Webサイトの表示が遅くなる理由はいくつも考えられるが、DNSも問題になる可能性がある。DNSの設定を変更すれば、いつ何時でもネットが高速になるとは言い切れないが、試してみる価値は十分ある。
「パブリックDNSサーバー」を設定してネットを高速化
インターネットでは、相手と通信するときに「IPアドレス」と呼ばれるアドレスを利用する。しかし、IPアドレスは数字だけで構成されているので、人にとってはわかりにくい。そこで、人が覚えやすいものとして考案されたのが「ドメイン名」だ。ドメイン名(「otona-life.com」のような文字列)をIPアドレスと紐付けることにより、ドメイン名がわかれば相手との通信が可能になる。この仕組みを「DNS」(ドメイン・ネーム・システム)と呼ぶ。
「DNSサーバー」は、ドメイン名をIPアドレスに変換する役割を持つが、利用しているDNSサーバーが遅い(ドメイン名からIPアドレスを検索するのが遅い)場合、それだけ時間がかかってしまう。つまり、「ネットが遅い!」と感じることになる。

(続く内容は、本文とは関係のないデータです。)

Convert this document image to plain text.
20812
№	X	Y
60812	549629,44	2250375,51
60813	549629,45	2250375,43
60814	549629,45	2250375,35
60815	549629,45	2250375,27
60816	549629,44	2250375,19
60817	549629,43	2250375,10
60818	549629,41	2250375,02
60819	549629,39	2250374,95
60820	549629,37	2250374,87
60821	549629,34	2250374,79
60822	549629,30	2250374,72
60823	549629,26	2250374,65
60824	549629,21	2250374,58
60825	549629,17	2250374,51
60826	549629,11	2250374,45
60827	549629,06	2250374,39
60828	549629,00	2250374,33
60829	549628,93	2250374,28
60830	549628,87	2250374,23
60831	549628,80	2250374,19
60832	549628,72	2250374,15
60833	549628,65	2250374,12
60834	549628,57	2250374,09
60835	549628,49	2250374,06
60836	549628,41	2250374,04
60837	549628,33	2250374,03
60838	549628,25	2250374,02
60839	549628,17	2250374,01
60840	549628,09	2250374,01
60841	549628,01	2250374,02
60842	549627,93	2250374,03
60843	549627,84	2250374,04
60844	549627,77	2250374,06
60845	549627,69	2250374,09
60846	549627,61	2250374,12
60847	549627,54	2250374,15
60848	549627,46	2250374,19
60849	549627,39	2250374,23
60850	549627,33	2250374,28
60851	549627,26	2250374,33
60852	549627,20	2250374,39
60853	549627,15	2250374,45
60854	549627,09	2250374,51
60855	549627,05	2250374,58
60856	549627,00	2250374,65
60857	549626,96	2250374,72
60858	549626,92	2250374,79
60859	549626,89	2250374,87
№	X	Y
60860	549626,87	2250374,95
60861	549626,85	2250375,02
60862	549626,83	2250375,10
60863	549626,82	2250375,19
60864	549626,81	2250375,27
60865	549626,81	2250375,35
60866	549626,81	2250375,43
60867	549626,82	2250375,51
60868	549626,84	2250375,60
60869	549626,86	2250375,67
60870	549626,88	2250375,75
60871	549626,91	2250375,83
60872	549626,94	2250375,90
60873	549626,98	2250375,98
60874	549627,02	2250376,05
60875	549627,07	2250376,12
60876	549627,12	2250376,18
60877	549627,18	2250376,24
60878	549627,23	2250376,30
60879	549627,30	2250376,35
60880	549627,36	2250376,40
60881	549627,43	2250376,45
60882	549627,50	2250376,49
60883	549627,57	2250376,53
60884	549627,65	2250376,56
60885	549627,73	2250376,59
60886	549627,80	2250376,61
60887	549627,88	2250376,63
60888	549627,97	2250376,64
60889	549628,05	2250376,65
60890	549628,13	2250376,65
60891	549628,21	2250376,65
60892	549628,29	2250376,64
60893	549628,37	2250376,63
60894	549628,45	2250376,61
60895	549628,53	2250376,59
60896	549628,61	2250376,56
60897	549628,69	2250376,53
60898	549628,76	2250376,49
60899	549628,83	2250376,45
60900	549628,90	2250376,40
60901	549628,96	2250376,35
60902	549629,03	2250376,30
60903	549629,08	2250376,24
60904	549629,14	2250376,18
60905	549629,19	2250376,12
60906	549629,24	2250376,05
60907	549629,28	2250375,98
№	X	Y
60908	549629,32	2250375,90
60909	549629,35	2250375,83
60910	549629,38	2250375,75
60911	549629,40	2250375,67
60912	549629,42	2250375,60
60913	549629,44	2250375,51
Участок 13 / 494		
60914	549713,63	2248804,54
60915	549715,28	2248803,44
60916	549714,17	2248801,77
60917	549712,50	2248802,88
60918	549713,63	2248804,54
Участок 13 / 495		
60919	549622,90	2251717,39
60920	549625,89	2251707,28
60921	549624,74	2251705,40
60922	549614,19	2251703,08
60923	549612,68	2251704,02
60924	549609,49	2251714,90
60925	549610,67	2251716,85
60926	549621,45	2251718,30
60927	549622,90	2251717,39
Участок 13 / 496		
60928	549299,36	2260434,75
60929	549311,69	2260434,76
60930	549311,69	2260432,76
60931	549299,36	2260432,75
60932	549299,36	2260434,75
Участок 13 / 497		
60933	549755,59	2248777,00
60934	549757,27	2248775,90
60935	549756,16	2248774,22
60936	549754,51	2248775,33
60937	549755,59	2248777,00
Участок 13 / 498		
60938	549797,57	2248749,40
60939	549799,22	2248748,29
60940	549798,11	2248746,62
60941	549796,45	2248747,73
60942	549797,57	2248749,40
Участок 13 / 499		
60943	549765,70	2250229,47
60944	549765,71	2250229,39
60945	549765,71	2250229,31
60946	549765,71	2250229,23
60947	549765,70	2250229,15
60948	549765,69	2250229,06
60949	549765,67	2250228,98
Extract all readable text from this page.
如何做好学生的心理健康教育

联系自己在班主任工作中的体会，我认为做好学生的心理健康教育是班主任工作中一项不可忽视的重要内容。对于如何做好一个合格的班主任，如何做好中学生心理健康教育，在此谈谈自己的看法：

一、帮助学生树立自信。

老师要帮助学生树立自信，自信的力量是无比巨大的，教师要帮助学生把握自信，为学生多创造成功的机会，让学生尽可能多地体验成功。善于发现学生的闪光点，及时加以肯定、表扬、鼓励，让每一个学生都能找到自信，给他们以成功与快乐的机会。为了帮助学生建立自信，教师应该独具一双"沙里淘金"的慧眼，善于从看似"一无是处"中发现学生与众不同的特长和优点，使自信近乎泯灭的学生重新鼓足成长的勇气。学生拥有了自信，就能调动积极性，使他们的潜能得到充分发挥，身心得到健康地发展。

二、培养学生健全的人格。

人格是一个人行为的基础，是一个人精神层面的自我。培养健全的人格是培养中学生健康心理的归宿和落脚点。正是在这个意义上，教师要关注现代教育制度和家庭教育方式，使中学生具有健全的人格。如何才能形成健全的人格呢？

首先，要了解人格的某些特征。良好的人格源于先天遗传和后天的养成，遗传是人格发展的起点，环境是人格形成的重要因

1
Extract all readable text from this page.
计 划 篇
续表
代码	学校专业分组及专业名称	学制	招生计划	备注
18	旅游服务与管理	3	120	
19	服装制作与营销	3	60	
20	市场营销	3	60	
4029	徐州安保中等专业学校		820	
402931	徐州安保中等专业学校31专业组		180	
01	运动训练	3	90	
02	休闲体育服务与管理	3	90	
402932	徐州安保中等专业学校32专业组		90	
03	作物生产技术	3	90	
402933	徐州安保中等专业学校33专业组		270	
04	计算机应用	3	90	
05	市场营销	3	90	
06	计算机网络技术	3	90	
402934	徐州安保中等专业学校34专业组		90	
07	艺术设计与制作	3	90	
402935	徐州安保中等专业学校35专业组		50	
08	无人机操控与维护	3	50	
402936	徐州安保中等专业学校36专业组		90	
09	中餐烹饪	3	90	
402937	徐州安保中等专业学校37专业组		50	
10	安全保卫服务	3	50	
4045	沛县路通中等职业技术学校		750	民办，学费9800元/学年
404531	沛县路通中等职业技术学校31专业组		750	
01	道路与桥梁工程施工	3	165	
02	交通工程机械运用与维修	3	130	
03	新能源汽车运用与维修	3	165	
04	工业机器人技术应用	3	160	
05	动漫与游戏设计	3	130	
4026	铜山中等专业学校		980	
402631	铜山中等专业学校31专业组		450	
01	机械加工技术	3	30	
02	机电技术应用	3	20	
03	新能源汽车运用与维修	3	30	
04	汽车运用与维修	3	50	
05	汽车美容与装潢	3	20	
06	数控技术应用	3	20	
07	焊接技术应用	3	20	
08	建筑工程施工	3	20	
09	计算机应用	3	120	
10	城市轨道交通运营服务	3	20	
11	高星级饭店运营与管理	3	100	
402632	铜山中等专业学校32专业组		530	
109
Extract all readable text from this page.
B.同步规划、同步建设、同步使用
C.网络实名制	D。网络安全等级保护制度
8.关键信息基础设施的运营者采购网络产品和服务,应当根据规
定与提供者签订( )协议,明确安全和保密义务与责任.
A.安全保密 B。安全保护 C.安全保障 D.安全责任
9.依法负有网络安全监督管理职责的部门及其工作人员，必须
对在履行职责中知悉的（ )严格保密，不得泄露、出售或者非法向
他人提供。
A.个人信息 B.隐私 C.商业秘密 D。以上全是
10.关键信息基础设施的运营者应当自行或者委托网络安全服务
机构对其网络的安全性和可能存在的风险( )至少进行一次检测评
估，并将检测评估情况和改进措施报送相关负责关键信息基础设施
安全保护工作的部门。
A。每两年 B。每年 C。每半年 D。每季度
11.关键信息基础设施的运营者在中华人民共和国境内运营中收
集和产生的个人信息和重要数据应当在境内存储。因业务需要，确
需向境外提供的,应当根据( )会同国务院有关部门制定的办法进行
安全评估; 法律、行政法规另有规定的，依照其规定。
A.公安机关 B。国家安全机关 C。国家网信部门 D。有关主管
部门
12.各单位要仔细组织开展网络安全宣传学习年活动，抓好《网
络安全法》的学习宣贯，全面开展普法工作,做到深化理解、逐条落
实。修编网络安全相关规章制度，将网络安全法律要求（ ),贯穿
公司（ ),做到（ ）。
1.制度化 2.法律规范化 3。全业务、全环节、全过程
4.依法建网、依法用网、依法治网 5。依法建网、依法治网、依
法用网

そこで設定したいのが、「パブリックDNSサーバー」だ。DNSサーバーは、通常誰に対しても反応するものではないが、パブリックDNSサーバーは誰からの問い合わせにも答えるのが基本だ。そのぶん、その他のDNSサーバーに比べて非常に高速に処理できるような仕組みを採用しており、ページを開く速度が大きく改善することがある。
また、メリットは速度向上だけでなく、セキュリティの向上に役立つのもポイント。フリーWi-FiなどのWi-Fiスポットの中には、セキュリティに問題があり、ルーターが乗っ取られることがある。そのとき、信頼できないDNSサーバーが設定されていると、正しいURLを入力していても偽サイトに誘導される危険性がある。安全性の高いパブリックDNSサーバーを設定しておけば、偽サイトへの接続といった事態を防ぐことができる。
信頼性の高い代表的なパブリックDNS
無料で利用できるパブリックDNSは数多くあるが、ここでは信頼性の高い代表的なサービスを3つ紹介しよう。
「Google Public DNS」は、Googleが提供するDNSサーバー。設定するIPアドレスは、「8.8.8.8」と「8.8.4.4」になっており覚えやすい。膨大な情報量を持っており、応答速度が高速で安全性が高いのがポイントだ。
「Cloudflare」は、新興のDNSプロバイダ。アクセス時のIPアドレスなどのログを残さないのが大きな特徴で、非常にセキュアなサービスだ。また、サーバーの応答速度もトップレベルで、非常に高速なのが魅力のひとつになっている。
「Quad9」は、セキュリティ性能が高いのが大きな特徴のサービス。ウイルスなどを検知して、不正なサイトへのアクセスをブロックするといった機能を利用できるので、安全性を重視するなら利用したい。
iPhoneでパブリックDNSサーバーを設定する
iPhoneのデフォルト設定では、DNSサーバーを自動で取得するようになっている。そのため、パブリックDNSサーバーを設定するには、設定アプリでWi-Fiを開き、パブリックDNSサーバーを利用したいネットワークにIPアドレスを設定する。
Android 9でパブリックDNSを設定する
Android 9では、新しく搭載された「プライベートDNS」機能で、パブリックDNSサーバーのホスト名を設定すればよい。なお、Android 8以前では「プライベートDNS」機能を利用できないので注意しよう。
Windows 10でパブリックDNSを設定する
Windows 10では、設定アプリの「ネットワークとインターネット」で利用しているアダプターのオプションからパブリックDNSサーバーを設定する。
MacでパブリックDNSを設定する
Macでは、設定の「ネットワーク」からパブリックDNSサーバーを設定する。ここでは、MacOS Mojave(10.14.1)での設定例を説明する。
無料で設定できるパブリックDNSサーバーは、今回紹介したもの以外にも数多く存在する。ただし、中には安全性が低いものも少なくない。もし、今回紹介したサービス以外を利用する場合は、設定する前に信頼できるサービスかどうかを必ずチェックしてから利用しよう。また、本来はパブリックDNSサーバーではないのに、誤って拡散されたサービスもある。利用する権利が自分に本当にあるのかも、気をつけたい。